Gottman’ın çiftler üzerinde yıllar süren araştırmalarının sonucunda şaşırtan veriler elimize geçti. Çatışmaların yüzde 69’unun çözülemeyeceğini saptadılar. Çözülebilen problemleri ise nasıl başardıkları ile ilgili konuşalım istedim ben de.
- Öncelikle yıllardır ağzımıza yapışan aktif dinleme durumunun çatışmalarda kullanılamadığı bulunmuştur. Tartışma anında bu dinleme işlemi maalesef gerçekleşememektedir. Araştırmada etkili dinleme üstüne odaklansa da bağlantı bulunamamıştır.
- İlişki ustaları çatışmalarını sert başlangıçlar yerine yumuşak bir girişi tercih ederek yönetiyorlar. Heteroseksüel ilişkilerde kadınları sorunları partnerlerinden daha çok gündeme getiriyorlar.
- Savunmaya geçmeden önce hataları kabul ediyorlar veya partnerin duygularına odaklanarak onu anlamaya çalışıyorlar.
- Çatışmayı daha pozitif duygularla onarmayı başarabiliyorlar. Çoğu kadın partnerinin etkisini kabul ettiği için burada erkek daha önemli rol oynuyor.
- Duygusal kopukluk yaşayan çiftler ayrılmaya meyilli bulunuyor, bu kopukluk negatifliğin artması ile ilgili değil pozitifliğin azalması ile bağlantılı oluyor. Güçlü ilişkiler negatif duygu durumunda olsa da pozitiflikleri de mevcut olduğundan çatışmaların üstesinden gelebiliyorlar.
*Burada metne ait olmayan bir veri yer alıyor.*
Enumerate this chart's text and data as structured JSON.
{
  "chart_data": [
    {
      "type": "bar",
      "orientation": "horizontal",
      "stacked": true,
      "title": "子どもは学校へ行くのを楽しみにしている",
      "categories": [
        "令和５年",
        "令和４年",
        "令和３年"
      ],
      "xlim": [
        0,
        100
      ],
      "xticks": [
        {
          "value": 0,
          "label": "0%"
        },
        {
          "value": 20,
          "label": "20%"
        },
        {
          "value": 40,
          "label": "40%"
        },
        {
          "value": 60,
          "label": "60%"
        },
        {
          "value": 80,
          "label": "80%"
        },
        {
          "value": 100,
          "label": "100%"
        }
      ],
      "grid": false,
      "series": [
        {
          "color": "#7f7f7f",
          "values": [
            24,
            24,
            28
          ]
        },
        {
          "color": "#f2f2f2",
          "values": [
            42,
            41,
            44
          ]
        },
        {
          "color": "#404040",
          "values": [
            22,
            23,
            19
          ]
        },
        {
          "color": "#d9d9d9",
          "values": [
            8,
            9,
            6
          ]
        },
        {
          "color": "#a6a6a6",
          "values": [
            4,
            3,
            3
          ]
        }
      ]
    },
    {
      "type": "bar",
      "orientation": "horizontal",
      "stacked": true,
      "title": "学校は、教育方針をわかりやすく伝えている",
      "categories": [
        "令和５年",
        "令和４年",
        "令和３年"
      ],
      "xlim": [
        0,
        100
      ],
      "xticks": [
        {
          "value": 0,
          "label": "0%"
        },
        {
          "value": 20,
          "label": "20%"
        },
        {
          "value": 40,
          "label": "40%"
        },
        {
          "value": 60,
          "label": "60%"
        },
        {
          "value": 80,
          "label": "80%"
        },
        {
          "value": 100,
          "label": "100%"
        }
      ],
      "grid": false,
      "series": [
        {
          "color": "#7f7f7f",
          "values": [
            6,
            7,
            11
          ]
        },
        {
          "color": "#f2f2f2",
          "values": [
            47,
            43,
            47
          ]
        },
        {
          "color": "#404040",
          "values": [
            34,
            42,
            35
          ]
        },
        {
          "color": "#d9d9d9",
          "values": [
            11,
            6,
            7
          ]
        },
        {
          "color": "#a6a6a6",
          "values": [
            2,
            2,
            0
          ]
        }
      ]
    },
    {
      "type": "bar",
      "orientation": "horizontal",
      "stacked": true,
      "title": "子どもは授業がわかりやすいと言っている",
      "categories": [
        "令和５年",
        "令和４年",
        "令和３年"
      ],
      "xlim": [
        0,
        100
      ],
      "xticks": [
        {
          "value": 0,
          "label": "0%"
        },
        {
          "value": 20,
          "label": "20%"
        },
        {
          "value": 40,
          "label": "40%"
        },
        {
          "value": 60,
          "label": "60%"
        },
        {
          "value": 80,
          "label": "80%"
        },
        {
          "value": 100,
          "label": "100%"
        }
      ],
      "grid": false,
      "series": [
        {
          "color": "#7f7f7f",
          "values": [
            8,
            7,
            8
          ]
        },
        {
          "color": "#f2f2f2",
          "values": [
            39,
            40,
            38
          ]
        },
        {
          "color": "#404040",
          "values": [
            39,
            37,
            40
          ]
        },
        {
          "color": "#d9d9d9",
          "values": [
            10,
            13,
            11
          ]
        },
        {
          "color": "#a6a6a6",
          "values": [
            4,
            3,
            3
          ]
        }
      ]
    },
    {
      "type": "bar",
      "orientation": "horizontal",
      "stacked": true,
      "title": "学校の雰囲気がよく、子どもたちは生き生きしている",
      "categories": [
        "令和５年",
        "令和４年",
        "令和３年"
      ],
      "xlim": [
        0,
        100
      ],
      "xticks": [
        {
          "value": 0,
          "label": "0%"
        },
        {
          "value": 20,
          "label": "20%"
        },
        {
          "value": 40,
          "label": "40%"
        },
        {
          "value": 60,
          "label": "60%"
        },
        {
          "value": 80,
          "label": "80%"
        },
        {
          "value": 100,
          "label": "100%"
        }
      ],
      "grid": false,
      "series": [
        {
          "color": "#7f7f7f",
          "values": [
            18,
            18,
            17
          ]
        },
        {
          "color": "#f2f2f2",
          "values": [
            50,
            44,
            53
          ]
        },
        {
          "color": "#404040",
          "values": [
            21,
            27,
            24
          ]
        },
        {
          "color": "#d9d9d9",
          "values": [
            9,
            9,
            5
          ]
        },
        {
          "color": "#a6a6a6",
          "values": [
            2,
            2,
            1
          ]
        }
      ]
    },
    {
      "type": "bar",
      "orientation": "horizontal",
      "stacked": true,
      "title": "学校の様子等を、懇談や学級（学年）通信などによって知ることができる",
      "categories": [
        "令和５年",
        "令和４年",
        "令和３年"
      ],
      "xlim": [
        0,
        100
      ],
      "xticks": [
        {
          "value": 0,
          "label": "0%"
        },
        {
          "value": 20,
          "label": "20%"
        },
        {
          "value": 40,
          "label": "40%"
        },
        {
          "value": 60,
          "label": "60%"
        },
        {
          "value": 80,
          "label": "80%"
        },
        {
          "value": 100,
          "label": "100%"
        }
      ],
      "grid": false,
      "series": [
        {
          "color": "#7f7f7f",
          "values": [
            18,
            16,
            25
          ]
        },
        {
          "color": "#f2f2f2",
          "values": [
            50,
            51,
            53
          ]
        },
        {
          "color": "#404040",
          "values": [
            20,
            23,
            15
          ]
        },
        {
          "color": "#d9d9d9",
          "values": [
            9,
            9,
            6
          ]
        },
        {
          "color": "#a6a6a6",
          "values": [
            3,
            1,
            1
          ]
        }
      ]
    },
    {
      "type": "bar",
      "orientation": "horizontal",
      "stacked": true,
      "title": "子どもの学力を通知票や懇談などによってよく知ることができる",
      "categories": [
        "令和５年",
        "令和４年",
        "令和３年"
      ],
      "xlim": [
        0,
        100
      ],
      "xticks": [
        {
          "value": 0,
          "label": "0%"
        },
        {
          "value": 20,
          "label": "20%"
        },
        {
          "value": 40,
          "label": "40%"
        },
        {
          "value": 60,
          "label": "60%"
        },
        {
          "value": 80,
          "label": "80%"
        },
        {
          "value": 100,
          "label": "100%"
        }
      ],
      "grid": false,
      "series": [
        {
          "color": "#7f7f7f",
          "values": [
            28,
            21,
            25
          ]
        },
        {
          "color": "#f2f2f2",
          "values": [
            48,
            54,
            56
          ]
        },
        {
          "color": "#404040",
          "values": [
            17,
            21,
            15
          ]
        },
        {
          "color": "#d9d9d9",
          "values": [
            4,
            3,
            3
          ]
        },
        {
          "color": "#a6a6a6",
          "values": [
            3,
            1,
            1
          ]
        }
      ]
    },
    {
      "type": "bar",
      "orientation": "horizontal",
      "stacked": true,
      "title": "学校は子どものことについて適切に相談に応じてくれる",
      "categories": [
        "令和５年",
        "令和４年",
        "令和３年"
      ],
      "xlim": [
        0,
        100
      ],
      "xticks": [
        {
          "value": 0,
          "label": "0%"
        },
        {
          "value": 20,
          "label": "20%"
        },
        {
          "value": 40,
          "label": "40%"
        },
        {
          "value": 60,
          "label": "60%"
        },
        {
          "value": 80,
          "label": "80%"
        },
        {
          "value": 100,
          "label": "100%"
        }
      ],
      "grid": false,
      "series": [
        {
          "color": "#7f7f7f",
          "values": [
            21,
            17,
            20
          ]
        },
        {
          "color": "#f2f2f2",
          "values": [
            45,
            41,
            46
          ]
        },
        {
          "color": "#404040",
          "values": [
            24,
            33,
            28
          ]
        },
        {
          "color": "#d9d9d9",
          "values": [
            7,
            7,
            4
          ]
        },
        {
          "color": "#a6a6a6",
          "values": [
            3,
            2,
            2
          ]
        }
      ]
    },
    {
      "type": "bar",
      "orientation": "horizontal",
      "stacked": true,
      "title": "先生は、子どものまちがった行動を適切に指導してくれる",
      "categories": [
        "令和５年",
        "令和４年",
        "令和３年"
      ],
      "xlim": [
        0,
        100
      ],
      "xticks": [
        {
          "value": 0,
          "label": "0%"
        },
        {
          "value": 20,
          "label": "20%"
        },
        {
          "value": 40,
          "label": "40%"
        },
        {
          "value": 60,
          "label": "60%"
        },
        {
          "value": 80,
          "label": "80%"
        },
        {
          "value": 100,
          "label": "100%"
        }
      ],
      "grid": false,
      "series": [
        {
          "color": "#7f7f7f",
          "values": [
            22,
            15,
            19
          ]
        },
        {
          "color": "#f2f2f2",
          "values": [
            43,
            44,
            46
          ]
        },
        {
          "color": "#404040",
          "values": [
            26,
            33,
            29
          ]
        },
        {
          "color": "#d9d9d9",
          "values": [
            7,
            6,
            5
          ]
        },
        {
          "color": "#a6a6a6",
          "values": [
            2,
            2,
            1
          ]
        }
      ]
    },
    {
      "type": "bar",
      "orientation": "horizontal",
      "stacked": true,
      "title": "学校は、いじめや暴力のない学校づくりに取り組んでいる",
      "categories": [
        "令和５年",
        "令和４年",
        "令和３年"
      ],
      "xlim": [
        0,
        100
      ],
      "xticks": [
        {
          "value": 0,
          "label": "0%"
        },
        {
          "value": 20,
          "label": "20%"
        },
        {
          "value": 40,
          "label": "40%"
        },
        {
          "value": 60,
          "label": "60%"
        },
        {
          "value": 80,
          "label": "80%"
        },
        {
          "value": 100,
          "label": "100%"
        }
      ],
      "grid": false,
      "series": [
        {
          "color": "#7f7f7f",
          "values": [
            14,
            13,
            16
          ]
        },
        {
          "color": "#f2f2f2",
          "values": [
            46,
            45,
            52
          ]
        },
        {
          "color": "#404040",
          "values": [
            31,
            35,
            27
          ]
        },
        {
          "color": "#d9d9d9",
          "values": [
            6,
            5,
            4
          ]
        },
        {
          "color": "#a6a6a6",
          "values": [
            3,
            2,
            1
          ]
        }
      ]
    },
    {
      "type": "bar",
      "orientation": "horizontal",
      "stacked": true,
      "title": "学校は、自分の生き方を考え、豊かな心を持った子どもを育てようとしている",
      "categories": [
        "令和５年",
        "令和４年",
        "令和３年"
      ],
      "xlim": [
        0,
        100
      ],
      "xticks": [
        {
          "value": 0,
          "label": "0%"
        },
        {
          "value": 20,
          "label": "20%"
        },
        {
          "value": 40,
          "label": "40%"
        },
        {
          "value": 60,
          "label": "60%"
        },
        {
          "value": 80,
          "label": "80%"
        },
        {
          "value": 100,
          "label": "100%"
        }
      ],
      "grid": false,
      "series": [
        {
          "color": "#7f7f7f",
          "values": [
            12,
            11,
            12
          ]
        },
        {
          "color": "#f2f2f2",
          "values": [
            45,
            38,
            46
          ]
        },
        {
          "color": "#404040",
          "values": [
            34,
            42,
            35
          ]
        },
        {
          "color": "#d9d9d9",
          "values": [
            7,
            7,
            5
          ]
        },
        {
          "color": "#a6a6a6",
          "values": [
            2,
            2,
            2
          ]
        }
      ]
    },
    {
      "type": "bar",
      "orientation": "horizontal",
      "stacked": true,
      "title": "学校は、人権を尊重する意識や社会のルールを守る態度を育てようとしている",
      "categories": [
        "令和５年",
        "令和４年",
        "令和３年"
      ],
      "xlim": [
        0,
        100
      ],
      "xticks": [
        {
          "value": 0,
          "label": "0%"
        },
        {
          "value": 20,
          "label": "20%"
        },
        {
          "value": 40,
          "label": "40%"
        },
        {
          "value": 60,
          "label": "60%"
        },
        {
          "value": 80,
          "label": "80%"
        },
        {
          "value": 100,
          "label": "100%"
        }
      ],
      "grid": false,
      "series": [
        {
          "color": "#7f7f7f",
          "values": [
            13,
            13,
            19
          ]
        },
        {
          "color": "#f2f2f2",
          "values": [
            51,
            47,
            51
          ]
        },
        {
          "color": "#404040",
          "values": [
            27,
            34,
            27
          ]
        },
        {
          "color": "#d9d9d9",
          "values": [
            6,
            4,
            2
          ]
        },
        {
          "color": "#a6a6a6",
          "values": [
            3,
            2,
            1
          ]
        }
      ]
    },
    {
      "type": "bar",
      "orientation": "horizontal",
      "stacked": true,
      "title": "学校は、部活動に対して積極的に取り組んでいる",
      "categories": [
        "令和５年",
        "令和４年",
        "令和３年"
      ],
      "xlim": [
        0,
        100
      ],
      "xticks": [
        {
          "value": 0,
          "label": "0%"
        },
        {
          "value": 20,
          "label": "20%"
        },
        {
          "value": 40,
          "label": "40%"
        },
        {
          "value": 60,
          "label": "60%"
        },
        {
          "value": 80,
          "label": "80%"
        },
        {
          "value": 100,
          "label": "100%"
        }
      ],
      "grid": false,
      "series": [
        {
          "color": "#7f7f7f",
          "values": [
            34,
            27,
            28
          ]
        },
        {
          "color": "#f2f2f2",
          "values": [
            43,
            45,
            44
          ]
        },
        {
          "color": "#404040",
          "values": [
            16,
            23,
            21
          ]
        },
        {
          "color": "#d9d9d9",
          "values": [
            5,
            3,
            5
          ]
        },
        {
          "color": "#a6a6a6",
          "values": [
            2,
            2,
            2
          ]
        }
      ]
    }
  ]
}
- Çözülemeyen çatışmaları kabul edip duygulara yönelmeyi başarıyorlar. Çözümleri karakterlerine göre şekillendirerek sınırları ve taviz verebilecekleri durumları karşılıklı belirliyor ona göre harekete geçiyorlar.
Burda yazılan maddeler kulağa ne kadar hoş gelse de uygularken o kadar kolay olmadığını biliyorum fakat ilişkiler, üzerinde çalışmalar yapacağınız; emek gerektiren bir süreç. Nasıl vücudunuzu geliştirmek için spor yapıp, dengeli besleniyorsunuz ilişkilerde de hem emek vermeli hem de çaba sarf etmelisiniz. Bu fiziksel bir şey değil ki hem iki kişinin yaşadığı bir durum diyebilirsiniz evet zaten patlak verdiğimiz yer de burası değil mi? İki kişilik ama tek ilişki. Yani burada ilişki üzerine çalışıyoruz, kişilerle değil.